PENSIONI, ALLARME COSTI SU QUOTA 100
Secondo gli ultimi studi dell’Ufficio Parlamentare di Bilancio, a fine anno 2021 si potrebbe avere una effetto soglia-discontinuità di tutti quei lavoratori che non hanno scelto la riforma pensioni Quota 100 per uscire dal lavoro nel 2020. «I risparmi previsti in 1,3 miliardi potrebbero ridursi fino a 600 milioni», spiega Davide Colombo questa mattina sul Sole 24 ore, facendo leva sulle previsioni da qui a due anni in merito alla clausola di salvaguardia Iva fissata a 25,8 miliardi. In quel caso infatti trovare mezzo miliardo di euro per le pensioni potrebbe non essere proprio facilissimo; «l’effetto incertezza conta se consideriamo il punto di vista dei “silenti”, ovvero coloro che hanno maturato il requisito per “quota 100” nel triennio di sperimentazione ma hanno deciso di continuare a lavorare sapendo che quel diritto resta valido e può essere esercitato anche dopo il 2021, riducendo in questo modo la perdita di valore della pensione», sottolinea ancora il collega esperto di previdenza, allarmando sul costo che la Quota 100 “non esercitata” finora possa invece rivalersi negli anni a venire con problemi non indifferenti per la già delicata macchina pubblica dell’Inps. (agg. di Niccolò Magnani)
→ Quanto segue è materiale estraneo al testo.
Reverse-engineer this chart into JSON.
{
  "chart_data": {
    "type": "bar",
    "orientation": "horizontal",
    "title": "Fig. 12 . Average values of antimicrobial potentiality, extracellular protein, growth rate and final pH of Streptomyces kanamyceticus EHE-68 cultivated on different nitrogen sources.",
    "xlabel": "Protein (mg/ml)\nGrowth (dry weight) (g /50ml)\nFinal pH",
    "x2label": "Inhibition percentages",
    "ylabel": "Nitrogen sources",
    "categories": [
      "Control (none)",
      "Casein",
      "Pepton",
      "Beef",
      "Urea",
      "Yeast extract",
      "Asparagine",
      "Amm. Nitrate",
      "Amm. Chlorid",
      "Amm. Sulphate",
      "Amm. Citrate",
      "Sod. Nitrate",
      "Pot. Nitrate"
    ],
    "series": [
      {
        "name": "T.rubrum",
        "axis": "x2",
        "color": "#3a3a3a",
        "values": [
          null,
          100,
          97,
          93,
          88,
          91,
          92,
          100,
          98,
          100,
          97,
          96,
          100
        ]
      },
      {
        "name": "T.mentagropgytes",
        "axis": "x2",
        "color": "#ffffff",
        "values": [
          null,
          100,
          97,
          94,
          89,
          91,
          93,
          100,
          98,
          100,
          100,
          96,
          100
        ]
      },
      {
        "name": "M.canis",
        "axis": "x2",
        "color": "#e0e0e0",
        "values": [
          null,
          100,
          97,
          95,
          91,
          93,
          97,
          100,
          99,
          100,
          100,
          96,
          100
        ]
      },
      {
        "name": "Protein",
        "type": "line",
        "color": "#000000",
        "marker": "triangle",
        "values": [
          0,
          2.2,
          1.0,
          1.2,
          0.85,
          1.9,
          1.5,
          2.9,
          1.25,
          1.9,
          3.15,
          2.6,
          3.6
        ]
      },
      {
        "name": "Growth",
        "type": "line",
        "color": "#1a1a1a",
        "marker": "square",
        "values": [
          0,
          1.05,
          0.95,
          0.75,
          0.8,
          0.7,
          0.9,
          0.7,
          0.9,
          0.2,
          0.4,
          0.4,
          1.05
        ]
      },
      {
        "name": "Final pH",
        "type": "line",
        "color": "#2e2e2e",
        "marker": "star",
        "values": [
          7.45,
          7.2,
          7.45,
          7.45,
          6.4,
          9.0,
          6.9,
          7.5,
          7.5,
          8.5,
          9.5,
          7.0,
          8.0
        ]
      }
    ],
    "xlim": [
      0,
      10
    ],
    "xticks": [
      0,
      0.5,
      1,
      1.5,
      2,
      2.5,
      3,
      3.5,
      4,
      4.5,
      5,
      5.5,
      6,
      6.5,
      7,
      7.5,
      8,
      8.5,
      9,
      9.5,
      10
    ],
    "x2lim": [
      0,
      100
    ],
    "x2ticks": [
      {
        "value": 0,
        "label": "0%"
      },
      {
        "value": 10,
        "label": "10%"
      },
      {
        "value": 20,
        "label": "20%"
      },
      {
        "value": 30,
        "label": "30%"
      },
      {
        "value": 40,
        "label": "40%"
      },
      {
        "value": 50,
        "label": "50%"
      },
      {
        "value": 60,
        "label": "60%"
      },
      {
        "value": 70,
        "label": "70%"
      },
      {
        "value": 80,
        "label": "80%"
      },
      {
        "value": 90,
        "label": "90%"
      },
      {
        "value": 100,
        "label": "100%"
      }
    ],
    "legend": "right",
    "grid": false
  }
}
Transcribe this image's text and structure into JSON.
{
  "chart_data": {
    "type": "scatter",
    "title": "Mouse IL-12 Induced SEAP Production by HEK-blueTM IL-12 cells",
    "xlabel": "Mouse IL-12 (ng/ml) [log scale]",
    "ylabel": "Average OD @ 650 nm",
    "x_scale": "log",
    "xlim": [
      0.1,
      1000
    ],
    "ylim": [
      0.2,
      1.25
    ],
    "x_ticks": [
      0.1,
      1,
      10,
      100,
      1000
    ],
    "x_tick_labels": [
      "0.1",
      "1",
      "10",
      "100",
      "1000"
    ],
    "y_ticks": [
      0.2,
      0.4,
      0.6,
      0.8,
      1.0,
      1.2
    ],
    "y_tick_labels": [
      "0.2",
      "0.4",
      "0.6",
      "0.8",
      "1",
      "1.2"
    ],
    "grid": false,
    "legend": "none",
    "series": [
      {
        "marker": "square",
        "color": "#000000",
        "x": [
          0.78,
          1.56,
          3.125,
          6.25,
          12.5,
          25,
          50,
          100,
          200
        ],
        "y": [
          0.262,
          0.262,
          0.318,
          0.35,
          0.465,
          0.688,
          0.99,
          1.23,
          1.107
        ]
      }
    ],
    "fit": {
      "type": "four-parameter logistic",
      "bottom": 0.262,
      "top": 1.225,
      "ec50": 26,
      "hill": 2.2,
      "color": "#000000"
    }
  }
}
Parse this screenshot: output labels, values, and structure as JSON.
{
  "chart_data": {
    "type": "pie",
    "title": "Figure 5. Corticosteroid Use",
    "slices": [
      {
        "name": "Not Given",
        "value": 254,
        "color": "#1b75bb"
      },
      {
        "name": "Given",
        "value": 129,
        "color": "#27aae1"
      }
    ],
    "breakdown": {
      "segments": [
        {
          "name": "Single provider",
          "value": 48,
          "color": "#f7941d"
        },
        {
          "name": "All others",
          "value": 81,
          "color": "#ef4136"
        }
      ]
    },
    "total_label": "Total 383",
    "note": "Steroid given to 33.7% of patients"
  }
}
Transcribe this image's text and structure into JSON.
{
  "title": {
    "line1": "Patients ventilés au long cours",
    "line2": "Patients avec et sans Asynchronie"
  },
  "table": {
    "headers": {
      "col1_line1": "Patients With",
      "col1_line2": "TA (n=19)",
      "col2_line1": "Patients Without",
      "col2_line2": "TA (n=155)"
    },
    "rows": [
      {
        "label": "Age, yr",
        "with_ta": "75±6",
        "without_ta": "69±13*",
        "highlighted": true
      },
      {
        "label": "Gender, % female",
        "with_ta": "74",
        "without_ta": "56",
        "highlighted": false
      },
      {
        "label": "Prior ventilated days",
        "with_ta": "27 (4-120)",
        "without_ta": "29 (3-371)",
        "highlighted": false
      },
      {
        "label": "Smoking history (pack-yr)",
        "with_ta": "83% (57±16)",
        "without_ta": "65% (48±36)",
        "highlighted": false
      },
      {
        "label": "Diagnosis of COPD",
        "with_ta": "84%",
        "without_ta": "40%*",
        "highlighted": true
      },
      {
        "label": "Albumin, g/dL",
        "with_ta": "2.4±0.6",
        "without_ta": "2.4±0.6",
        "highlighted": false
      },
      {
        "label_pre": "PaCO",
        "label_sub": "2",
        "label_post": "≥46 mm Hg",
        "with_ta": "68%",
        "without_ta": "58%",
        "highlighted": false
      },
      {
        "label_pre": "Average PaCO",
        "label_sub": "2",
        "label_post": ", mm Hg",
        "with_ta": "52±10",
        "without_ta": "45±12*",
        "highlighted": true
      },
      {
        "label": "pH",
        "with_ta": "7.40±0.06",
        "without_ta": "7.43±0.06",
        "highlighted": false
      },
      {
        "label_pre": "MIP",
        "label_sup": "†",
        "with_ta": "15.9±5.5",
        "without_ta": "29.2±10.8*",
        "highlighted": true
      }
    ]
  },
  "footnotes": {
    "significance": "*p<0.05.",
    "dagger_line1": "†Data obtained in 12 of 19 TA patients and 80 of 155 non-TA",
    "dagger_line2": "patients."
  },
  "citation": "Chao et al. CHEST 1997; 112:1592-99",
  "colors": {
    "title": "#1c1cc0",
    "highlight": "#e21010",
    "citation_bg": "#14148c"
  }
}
RIFORMA PENSIONI, LE PAROLE DI SPISANI
La Confagricoltura di Ferrara segnala che con le varie misure di riforma pensioni varate dagli ultimi governi, che hanno mirato a contenere la spesa, “il reddito pensionistico medio mensile di un pensionato agricoltore è di circa 537 euro lordi”. Per il Presidente dei Pensionati di Confagricoltura Ferrara, Stefano Spisani, “non è superfluo evidenziare che in questi anni di recessione, un pensionato presente in famiglia ha attenuato il rischio di disagio economico, fornendo un’importante rete di protezione sociale. Tale sforzo fondamentale è però stato ripagato dallo Stato con una pressione fiscale sul reddito pensionistico eccessiva e iniqua”.
LE DISPARITÀ DA CANCELLARE
Secondo Spisani, “il disagio sociale in cui vivono queste fasce di persone e le famiglie di cui si fanno più o meno direttamente carico deve essere urgentemente affrontato con una correzione delle disparità di trattamento fiscale e ponendo rimedio alle inadeguatezze dei sistemi di calcolo dell’indice dei prezzi e del paniere della spesa, dove sia adeguatamente ampio il peso dei beni alimentari, socio-sanitari ed energetici”. Di fatto la sua proposta è vicina a quella di sindacati o altre associazioni di pensionati secondo cui occorre rivedere i crediti per l’indicizzazione delle pensioni. Per il Presidente dei Pensionati di Confagricoltura Ferrara, occorre però inoltre equiparare “il trattamento tra i pensionati ex lavoratori autonomi e i pensionati del lavoro dipendente in materia di assegni familiari”, oltre che rifinanziare il Fondo per la non autosufficienza.